It is difficult to specify which result is integer or not because they are all within the same curve, and can be represented by several pk.
1/2= 57896044618658097711785492504343953926418782139537452191302581570759080747169
3/2= 57896044618658097711785492504343953926418782139537452191302581570759080747170
1/2= 0.5
Secp256k1 curve, 1/2=
57896044618658097711785492504343953926418782139537452191302581570759080747169
3/2= 1.5
Secp256k1 curve, 3/2=
57896044618658097711785492504343953926418782139537452191302581570759080747170
When you operate mod n, 1.5 turns into 0.5+1, or half of n +1. This is true for 1 up to n-1. Like 11/2 is just n/2+5.

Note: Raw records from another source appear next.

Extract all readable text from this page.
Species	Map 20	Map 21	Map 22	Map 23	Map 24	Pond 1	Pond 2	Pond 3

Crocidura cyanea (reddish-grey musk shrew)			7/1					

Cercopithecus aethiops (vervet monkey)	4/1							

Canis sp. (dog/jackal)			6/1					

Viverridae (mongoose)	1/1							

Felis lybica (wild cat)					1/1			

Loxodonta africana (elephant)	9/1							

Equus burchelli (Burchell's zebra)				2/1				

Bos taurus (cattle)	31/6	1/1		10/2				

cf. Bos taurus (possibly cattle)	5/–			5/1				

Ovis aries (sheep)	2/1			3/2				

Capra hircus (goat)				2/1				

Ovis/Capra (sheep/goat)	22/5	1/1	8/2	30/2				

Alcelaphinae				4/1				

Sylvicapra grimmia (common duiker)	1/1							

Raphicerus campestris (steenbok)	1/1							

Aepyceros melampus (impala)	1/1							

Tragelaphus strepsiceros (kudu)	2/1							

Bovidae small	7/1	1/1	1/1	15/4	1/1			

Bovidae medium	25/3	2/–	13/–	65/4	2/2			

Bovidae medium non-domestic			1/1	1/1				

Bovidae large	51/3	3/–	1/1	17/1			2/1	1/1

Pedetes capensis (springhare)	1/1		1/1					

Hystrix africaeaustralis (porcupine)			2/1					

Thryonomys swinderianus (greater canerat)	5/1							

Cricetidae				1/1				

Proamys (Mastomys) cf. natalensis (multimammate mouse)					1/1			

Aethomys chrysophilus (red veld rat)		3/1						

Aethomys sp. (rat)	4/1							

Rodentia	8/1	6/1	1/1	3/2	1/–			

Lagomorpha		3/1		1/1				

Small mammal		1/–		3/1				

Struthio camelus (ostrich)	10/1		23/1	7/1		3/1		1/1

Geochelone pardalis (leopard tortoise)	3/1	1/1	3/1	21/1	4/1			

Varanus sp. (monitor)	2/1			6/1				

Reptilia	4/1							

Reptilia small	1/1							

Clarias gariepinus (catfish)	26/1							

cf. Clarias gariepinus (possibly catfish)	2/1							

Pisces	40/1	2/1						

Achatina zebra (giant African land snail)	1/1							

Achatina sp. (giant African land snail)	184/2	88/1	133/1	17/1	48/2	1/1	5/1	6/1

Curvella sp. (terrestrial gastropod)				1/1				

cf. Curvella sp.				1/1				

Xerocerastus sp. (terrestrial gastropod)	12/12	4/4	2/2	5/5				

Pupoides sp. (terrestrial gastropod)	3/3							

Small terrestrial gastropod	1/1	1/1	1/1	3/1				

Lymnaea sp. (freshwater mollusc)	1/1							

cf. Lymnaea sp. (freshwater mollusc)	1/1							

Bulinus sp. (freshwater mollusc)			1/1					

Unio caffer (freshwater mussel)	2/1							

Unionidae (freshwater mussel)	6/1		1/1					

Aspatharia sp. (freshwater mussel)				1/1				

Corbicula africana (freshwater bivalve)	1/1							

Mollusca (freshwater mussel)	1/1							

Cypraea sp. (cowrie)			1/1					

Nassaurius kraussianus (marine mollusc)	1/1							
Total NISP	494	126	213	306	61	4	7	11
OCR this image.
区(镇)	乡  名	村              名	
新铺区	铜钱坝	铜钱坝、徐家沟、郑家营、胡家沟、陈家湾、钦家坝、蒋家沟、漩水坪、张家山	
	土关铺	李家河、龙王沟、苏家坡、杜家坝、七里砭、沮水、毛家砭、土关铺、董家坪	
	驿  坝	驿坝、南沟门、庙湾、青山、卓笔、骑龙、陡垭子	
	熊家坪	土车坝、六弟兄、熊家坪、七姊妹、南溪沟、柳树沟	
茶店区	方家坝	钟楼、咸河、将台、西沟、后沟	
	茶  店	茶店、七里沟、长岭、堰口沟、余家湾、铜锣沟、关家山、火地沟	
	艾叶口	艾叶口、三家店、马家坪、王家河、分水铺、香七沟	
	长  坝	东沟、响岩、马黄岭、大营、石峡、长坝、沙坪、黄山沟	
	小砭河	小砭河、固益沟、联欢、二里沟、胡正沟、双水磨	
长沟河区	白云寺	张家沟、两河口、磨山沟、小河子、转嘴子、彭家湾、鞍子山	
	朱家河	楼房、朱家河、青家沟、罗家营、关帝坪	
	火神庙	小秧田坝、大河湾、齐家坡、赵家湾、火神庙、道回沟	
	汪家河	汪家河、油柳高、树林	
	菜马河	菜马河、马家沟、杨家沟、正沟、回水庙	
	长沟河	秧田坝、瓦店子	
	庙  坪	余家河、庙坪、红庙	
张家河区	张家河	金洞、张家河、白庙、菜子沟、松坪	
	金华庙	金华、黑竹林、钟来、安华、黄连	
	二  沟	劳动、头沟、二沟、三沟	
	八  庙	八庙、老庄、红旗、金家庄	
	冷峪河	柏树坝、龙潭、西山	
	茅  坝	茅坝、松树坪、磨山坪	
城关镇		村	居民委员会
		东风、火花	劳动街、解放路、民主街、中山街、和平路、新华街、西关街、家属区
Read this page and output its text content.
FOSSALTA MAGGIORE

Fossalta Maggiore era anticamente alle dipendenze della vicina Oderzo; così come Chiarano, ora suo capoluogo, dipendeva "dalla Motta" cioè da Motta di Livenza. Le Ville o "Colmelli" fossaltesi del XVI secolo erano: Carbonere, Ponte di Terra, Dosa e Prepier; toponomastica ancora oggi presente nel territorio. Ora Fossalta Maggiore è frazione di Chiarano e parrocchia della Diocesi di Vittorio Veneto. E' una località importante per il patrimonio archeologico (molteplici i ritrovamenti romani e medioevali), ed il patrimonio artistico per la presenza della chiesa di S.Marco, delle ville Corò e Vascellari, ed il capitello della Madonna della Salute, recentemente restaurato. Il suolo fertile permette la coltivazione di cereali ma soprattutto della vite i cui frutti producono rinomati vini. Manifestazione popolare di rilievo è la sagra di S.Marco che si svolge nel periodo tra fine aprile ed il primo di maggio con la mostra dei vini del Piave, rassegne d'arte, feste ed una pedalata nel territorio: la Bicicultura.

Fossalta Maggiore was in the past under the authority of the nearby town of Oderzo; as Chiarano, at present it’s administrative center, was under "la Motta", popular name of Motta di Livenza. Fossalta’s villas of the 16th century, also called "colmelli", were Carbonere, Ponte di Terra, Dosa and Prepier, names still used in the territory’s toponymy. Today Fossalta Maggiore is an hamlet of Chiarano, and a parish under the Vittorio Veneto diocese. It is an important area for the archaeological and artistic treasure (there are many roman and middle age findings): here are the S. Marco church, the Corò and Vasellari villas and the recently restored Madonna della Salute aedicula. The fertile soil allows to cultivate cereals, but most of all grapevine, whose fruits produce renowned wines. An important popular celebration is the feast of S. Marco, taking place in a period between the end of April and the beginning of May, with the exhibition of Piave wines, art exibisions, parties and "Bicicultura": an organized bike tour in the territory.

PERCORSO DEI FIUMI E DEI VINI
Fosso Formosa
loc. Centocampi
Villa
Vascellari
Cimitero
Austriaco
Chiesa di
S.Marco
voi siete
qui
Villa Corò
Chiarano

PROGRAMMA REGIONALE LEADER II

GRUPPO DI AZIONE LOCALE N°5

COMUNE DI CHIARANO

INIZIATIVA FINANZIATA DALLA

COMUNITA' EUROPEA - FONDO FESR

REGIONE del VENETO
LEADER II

So what about 51/2? It's n/2+25, how about 701/2? It's n/2+350. How about 1001/2? It's n/2+500.
Now moving forward, 10001/85= 117.65882
1/85= 0.011764706
Subtracting 0.011764706 - 117.65882 = 117.64706, not integer, now we want to know how to find 0.65882 of n, because 1/85 didn't give us 0.65882, it gives us 0.011764706, but subtracting them gave us some clues, the answer is n.64706th+117. We don't want our result to be a fraction, so we need to find the remainder of division mod n.
Now going bigger, 1000001/85= 11764.718, 1000002/85=
11764.729, 1000003/85= 11764.741, 1000004/85=
11764.753.
See what happened?
0.011764706 1/85
0.011764718 1million and one/85, I added 0.0 - .
0.011764729 1million and two/85, added 0.0 - .
0.011764741 1m and three/85
0.011764753 1m and four/85
If you remove 0.0 from above fractions, you get the correct answer.